Titelblatt der Erstausgabe

(Bild: NSA)

Der technische, auf die Auslandsspionage spezialisierte Geheimdienst war lange für extreme Geheimniskrämerei sogar rund um die eigene Existenz bekannt. Das Kürzel NSA stand lange für "No Such Agency" oder "Never Say Anything". Einer größeren Öffentlichkeit bekannt wurde der Dienst in den vergangenen Jahren aufgrund des von ihm betreuten Lauschprogramms, in dem auch US-Bürger ins Visier der Behörde und ihrer richterlich nicht abgesegneten Abhörungen gerieten.

Mittlerweile stellt sich die NSA, die 30.000 Mitarbeiter am ihrem Stammsitz in Fort Meade und weltweit beschäftigt, teils sogar mit Auftritten auf Hackerkonferenzen der öffentlichen Debatte. Nach eigenen Angaben hat die NSA die meisten Mathematiker der USA in ihren Diensten, dazu kommen Analysten und Linguisten, die über 120 Sprachen beherrschen.

Präsident Harry Truman etablierte die NSA 1952 mit dem Ziel, die kryptologischen Fähigkeiten der US-Regierung zu bündeln. "Kryptologie ist die Unternehmung, Codes zu entwickeln und zu brechen", umschreibt der amtierende Justiziar des Nachrichtendienstes, Rajesh De, das bis heute gebliebene Kerngeschäft. Es geht also um das Verschlüsseln und Abschirmen von Botschaften einerseits sowie und das Knacken der Kommunikationssicherheit andererseits.

Das Informationsblatt Cryptolog, das dem Vernehmen nach in den ersten Jahren auf speziell abgesicherten IBM-Schreibmaschinen verfasst wurde, war bislang als streng geheim eingestuft und durfte nicht einmal in der Kantine gelesen werden.
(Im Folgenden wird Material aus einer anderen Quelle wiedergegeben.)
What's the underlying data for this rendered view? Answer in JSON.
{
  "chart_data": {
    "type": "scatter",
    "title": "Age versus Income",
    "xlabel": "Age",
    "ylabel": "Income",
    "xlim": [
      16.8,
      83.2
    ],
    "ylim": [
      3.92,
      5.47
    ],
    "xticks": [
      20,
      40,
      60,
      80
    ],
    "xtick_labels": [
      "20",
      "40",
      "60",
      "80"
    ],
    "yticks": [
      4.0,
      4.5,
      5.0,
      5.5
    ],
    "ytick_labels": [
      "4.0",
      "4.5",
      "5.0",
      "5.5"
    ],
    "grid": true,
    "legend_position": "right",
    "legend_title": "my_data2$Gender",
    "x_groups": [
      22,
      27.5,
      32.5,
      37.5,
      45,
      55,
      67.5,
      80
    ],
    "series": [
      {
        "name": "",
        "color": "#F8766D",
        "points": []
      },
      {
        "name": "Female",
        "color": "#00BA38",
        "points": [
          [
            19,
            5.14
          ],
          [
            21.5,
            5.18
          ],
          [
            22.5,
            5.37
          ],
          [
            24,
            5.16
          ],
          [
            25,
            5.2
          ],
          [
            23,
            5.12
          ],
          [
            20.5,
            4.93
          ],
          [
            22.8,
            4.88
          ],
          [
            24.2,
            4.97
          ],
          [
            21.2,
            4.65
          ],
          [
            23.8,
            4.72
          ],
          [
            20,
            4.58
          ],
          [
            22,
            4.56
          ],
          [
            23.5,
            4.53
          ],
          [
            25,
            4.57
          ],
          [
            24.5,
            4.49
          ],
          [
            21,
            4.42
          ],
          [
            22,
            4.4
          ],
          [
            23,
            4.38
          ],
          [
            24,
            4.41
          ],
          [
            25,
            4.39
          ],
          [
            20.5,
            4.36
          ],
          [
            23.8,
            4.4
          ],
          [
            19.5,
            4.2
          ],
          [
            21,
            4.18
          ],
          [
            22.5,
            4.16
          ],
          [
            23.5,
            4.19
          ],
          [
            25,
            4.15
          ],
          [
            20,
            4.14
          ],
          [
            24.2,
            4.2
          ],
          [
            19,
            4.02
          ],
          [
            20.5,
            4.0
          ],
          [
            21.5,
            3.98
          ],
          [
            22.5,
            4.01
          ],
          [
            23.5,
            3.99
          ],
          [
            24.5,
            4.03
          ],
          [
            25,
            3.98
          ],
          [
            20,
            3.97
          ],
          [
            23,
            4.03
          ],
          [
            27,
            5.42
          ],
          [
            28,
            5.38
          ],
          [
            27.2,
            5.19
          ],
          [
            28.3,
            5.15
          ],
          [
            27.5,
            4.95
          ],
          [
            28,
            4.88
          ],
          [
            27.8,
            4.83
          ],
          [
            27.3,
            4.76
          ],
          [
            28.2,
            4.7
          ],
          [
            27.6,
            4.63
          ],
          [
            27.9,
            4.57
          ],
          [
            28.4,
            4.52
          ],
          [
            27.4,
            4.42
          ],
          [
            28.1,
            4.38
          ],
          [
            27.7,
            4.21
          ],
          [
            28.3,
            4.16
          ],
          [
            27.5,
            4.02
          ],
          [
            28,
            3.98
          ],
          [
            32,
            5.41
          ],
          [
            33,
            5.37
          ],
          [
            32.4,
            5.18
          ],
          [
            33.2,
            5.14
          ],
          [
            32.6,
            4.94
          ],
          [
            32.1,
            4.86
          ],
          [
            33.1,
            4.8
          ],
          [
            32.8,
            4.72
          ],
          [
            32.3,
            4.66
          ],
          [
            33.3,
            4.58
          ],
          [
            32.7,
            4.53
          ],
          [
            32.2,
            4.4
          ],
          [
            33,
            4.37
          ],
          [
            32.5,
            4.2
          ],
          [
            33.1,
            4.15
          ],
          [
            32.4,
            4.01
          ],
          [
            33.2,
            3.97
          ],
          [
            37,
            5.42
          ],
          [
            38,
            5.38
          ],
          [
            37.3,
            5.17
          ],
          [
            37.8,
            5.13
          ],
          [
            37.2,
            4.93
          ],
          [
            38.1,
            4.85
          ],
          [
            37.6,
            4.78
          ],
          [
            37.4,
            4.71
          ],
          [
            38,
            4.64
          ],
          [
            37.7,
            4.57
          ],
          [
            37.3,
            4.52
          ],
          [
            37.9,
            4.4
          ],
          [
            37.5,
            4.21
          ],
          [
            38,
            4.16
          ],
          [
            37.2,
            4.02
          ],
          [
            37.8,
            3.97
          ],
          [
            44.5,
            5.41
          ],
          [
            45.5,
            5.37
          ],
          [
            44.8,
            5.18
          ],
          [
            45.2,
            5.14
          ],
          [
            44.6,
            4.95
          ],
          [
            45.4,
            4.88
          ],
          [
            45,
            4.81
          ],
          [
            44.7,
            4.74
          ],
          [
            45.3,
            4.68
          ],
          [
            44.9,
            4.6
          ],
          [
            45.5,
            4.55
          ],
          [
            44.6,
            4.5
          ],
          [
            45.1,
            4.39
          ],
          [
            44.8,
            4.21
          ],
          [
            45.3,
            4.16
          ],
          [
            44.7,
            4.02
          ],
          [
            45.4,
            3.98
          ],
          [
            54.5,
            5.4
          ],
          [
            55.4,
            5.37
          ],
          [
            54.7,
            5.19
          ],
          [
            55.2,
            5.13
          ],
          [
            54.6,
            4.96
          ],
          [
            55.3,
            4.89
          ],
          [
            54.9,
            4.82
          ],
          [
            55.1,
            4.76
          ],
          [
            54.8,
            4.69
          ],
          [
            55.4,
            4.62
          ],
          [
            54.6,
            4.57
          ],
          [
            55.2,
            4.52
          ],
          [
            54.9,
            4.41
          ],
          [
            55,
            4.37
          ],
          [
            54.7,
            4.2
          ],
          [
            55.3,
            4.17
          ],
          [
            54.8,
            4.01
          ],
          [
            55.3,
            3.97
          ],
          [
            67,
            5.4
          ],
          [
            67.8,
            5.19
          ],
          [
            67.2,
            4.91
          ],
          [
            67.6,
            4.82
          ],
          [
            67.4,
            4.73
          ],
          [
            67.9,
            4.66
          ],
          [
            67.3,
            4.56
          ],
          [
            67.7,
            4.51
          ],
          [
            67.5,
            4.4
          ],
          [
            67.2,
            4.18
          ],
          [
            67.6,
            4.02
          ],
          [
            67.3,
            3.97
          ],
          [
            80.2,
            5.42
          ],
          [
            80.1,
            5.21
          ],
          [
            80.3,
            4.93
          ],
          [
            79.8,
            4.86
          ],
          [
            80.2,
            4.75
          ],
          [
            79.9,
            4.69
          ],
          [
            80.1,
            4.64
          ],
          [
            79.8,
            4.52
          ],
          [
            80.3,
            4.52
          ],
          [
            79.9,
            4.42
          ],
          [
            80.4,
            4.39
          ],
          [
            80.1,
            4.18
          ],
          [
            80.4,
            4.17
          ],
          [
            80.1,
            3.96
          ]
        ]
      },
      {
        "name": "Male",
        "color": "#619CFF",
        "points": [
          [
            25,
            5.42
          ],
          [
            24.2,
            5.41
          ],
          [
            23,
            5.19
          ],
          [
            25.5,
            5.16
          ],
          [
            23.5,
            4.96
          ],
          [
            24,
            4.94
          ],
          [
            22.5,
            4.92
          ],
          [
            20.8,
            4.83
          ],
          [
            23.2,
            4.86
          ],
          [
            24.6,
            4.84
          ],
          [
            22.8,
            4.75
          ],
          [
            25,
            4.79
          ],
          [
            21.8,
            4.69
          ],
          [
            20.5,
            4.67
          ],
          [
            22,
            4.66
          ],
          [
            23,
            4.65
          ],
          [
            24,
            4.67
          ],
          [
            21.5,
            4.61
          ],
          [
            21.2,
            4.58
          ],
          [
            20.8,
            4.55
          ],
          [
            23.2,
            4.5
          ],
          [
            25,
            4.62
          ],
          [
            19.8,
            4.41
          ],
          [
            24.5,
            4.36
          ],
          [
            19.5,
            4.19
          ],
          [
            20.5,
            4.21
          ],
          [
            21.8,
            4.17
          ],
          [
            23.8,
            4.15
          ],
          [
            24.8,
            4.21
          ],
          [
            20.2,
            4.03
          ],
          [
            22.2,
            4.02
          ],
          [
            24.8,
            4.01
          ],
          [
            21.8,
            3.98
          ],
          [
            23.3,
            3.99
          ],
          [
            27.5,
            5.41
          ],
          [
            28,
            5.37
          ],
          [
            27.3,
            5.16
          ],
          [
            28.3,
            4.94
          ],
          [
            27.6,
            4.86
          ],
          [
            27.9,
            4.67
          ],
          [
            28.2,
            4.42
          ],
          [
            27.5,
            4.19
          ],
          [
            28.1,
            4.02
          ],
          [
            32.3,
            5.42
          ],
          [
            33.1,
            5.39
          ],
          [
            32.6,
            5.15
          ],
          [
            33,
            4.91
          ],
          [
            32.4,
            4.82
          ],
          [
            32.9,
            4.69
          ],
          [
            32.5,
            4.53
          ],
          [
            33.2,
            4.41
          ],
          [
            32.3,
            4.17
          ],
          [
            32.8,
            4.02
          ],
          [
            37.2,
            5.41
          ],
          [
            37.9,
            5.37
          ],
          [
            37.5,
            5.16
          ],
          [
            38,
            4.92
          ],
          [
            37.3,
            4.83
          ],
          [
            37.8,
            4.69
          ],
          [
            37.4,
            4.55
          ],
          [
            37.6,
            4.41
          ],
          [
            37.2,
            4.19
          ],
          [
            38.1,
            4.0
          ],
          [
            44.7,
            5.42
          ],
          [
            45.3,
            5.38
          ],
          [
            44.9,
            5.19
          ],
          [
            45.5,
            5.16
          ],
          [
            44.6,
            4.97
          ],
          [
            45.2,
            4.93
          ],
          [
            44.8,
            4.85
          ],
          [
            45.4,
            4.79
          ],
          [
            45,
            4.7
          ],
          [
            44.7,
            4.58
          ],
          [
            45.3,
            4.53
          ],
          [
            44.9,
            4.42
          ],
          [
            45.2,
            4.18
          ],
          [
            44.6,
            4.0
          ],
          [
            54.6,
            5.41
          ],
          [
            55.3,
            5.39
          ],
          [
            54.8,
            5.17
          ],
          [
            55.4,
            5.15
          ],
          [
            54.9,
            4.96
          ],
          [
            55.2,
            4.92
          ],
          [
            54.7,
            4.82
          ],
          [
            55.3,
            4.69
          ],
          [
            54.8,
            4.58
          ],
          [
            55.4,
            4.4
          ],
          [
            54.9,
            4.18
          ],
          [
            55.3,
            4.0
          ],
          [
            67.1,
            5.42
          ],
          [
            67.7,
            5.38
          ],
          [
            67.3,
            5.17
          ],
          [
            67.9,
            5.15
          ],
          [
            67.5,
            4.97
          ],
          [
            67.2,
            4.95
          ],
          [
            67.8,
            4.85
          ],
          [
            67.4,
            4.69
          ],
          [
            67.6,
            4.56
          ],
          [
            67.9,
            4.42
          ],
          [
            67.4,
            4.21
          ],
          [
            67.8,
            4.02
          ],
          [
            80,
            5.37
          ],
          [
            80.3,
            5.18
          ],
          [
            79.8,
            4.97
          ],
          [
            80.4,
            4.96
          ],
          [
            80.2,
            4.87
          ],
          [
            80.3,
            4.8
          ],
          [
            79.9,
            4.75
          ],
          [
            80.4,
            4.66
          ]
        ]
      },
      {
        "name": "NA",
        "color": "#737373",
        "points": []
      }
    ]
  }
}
Einen Großteil der anfangs monatlich, in den späten 90ern halbjährlich erscheinenden Publikation hält die US-Regierung inzwischen aber nicht mehr für schützenswert.

Eingeführt wurde das Heft, um den "Austausch von Ideen über technische Themen" rund um den operationellen Einsatz zu fördern, schrieb der damalige NSA-Vizechef Herbert Wolff im Vorwort der ersten Ausgabe. Die strenge Geheimhaltung erlaube eine "Diskussion sehr spezifischer Dinge in der kryptologischen Sphäre". Es folgt eine "Analyse von Kryptoanalysten", die erfolgreiche "Cryppies" unter anderem als "gründlich", "reif", "optimistisch" und "geistig lebendig" beschreibt. Es könnten zwar Einzelgänger sein, aber sie wüssten immer, wie eine Sache mit anderen Problemen zusammenhänge.

In den Magazinen finden sich Auseinandersetzungen über linguistische Fragen, Ausschnitte aus Presseartikeln über kommunikative Missverständnisse, spezielle Kreuzworträtsel und Sudoku-Vorgänger. Dazu kommen Reiseberichte von Agenten "aus dem Busch" oder anderen weit entfernten Regionen mit Kritik etwa an nicht eingesetzten Verschlüsselungsverfahren sowie Buchrezensionen oder Zusammenfassungen besuchter wissenschaftlicher Konferenzen.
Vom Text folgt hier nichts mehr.